On raconte qu’il explore la possibilité d’évoluer dans la KHL l’an prochain.
Dominik Kubalik
L’attaquant tchèque se cherche depuis sa saison recrue de 30 buts en 68 matchs seulement avec les Blackhawks de Chicago en 2019-2020.
Il a joué pour trois équipes en l’espace de cinq ans dans la LNH, ce qui n’est pas forcément bon signe.
Kubalik possède toutefois un bon tir et a prouvé qu’il pouvait marquer des buts.
Nick Cousins
Cette peste connait le marché montréalais. Cousins a porté l’uniforme des Canadiens en 2019-2020 et il a effectué un travail honnête dans un rôle de soutien.

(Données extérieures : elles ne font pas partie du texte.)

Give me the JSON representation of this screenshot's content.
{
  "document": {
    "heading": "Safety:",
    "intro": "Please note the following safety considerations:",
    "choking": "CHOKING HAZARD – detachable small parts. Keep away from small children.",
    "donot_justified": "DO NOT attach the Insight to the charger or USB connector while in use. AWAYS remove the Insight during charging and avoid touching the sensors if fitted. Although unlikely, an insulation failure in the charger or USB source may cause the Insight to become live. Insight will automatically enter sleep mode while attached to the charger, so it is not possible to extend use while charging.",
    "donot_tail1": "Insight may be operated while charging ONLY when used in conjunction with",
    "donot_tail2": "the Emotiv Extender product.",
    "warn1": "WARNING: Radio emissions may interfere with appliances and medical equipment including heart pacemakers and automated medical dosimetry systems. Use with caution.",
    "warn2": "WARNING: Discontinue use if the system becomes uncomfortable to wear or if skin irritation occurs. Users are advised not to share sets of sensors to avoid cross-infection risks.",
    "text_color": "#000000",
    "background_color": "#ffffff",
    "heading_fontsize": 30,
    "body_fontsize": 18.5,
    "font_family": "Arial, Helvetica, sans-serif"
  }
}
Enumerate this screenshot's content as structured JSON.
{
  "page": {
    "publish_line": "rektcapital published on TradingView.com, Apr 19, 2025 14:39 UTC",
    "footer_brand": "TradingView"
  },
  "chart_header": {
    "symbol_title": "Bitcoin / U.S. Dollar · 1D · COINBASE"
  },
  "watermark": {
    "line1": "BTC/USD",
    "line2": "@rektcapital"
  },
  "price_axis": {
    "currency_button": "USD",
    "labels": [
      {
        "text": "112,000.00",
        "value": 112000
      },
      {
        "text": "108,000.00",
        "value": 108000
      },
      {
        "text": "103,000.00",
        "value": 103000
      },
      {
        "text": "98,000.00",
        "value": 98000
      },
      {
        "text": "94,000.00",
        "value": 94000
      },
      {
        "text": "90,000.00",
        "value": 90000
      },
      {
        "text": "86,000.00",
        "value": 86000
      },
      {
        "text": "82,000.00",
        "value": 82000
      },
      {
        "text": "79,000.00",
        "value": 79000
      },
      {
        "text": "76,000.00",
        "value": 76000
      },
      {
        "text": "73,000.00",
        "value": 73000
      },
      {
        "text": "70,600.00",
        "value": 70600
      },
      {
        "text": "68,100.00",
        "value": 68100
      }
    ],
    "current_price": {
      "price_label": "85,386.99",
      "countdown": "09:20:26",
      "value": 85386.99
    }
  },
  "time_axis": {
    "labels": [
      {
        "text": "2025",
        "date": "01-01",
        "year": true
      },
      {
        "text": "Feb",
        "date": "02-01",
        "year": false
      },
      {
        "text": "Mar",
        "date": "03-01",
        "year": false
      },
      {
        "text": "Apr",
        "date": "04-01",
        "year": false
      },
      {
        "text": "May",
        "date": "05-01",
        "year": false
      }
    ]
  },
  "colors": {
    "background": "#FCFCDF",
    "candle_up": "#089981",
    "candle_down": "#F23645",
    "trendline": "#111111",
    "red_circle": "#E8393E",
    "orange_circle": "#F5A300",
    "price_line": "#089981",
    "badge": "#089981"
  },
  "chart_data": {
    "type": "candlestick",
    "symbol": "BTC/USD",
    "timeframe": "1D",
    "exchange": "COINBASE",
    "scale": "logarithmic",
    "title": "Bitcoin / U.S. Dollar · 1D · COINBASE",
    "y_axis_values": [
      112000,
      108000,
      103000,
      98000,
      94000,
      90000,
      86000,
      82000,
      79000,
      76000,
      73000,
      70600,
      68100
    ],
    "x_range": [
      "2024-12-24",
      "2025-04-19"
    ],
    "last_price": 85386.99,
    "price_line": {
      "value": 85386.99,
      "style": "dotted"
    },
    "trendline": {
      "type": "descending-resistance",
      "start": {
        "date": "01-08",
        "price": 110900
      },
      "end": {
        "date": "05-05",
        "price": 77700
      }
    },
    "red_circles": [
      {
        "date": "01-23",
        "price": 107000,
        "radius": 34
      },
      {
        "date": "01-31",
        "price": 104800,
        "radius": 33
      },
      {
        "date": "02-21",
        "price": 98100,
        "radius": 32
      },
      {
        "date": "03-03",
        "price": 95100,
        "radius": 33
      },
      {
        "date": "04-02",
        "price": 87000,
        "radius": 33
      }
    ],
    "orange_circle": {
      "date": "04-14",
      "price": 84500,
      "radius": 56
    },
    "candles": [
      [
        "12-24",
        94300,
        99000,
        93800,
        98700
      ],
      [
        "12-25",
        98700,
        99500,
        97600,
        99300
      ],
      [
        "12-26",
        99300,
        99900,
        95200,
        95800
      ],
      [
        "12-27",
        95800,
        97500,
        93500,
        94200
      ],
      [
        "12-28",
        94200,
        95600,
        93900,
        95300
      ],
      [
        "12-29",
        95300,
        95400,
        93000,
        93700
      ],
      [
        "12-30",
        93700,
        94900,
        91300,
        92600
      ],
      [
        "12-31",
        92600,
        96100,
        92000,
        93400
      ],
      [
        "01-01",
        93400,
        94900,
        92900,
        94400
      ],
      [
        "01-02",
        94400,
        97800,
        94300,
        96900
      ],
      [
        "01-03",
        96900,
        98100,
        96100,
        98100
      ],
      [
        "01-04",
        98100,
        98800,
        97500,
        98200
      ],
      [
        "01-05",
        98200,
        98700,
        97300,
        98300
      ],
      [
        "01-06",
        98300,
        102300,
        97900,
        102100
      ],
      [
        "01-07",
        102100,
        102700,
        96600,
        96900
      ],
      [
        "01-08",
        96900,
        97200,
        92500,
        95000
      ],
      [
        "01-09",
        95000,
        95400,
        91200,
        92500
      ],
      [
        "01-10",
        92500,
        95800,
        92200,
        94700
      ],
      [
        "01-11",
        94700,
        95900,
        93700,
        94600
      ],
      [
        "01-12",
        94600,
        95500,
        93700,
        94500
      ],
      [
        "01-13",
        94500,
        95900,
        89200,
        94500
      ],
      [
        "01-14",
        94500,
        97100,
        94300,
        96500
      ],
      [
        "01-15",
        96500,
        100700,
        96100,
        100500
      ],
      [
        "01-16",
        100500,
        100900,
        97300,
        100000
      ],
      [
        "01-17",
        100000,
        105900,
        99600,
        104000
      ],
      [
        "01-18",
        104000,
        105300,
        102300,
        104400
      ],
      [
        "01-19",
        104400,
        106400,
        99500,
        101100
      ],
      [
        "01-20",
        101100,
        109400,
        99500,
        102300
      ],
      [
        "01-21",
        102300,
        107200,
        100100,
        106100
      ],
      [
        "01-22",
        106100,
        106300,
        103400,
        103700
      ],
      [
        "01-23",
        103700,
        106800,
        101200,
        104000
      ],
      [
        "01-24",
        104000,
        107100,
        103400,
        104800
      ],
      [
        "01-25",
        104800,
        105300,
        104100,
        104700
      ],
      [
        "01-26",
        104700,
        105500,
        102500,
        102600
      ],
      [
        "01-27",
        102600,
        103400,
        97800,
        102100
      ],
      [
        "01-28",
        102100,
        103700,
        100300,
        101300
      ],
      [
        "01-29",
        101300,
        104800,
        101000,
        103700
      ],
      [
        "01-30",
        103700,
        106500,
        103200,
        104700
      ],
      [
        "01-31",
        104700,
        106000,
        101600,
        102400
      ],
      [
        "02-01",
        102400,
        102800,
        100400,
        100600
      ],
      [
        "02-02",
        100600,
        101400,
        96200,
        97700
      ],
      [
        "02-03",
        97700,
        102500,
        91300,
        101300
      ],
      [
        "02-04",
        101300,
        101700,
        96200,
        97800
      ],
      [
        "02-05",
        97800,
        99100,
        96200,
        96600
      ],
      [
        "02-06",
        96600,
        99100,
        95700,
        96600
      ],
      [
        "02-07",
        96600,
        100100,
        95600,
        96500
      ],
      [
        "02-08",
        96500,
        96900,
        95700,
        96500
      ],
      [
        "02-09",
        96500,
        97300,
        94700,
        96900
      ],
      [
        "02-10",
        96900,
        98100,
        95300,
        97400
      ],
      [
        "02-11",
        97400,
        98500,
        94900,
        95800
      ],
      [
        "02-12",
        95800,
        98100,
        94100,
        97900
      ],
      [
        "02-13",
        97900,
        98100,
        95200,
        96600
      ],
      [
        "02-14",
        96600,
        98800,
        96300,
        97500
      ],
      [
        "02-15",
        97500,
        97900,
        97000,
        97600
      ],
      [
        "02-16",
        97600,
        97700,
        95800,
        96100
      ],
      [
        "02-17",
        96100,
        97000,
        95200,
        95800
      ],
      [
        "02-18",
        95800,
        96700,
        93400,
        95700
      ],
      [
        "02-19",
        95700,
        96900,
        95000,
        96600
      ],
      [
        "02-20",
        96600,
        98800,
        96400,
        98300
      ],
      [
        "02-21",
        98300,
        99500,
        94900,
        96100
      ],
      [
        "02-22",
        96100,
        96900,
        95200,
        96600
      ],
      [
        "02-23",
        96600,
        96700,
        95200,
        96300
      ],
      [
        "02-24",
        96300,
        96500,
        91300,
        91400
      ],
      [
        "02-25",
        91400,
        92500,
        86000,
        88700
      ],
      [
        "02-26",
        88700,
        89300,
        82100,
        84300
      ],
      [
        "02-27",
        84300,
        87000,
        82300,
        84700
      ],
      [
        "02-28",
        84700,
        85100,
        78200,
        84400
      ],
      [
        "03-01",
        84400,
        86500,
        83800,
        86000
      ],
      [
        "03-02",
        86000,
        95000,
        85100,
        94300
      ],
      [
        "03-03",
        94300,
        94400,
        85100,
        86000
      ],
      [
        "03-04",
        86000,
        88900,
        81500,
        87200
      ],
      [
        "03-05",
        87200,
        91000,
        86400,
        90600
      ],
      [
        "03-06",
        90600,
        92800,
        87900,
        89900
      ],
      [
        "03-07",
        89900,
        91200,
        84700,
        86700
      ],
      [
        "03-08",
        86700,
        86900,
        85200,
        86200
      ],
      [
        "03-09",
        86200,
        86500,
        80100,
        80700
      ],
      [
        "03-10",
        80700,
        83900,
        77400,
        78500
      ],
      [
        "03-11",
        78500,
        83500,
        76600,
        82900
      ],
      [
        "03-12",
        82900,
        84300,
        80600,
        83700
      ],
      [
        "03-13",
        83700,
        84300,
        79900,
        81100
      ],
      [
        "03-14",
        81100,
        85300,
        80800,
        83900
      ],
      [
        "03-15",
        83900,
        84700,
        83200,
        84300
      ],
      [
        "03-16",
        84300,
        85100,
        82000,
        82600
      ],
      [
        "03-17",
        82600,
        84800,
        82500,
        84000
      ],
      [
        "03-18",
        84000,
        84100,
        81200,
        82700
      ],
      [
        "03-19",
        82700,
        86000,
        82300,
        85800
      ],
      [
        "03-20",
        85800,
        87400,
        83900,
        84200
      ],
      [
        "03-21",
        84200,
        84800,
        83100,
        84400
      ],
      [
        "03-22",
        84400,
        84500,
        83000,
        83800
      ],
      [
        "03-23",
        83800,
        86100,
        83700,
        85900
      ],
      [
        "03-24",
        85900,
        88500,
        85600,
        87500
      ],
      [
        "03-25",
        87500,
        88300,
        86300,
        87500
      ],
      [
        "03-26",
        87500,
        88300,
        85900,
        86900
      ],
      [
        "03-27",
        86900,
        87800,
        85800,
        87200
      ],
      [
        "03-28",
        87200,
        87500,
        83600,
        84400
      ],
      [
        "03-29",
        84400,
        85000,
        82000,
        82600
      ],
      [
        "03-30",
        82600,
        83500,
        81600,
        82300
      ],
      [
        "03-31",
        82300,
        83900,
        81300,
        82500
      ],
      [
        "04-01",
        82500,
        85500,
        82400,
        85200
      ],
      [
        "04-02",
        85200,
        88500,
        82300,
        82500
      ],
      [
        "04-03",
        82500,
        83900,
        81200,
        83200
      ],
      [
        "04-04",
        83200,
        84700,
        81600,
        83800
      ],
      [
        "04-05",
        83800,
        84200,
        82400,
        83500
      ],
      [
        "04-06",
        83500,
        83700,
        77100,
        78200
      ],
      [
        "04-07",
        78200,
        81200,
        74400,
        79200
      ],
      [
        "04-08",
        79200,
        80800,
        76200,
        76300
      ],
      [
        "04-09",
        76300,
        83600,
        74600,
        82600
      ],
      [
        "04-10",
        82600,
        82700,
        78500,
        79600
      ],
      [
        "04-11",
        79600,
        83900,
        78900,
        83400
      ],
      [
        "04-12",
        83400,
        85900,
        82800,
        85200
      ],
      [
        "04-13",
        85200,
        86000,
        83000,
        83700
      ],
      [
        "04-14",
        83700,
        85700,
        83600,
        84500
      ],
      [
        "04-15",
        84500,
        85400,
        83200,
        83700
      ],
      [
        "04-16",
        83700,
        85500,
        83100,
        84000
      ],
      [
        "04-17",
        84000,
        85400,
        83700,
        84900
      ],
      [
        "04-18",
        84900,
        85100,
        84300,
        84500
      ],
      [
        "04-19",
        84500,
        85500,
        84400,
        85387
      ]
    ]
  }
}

Ce joueur «fatigant», en bon français, vient de gagner la coupe Stanley avec les Panthers de la Floride. Il permettrait au CH d’être un peu moins plaisant à affronter.
Tyler Johnson
Il est surprenant que Johnson soit encore disponible. Le gagnant de deux coupes Stanley avec le Lightning de Tampa Bay a tout de même inscrit près de 20 buts la saison dernière au sein des Blackhawks de Chicago, et ce, en 67 rencontres seulement.
En raison de ses 5 pieds 8 pouces, il est toutefois plus délicat de l’employer dans un rôle de soutien.
James van Riemsdyk
Deux points d’interrogation ici : van Riemsdyk est-il encore en bonne forme physique et veut-il continuer à jouer au hockey, à 35 ans?
Le gros bonhomme excelle devant le filet en avantage numérique. Il pourrait être utilisé comme spécialiste.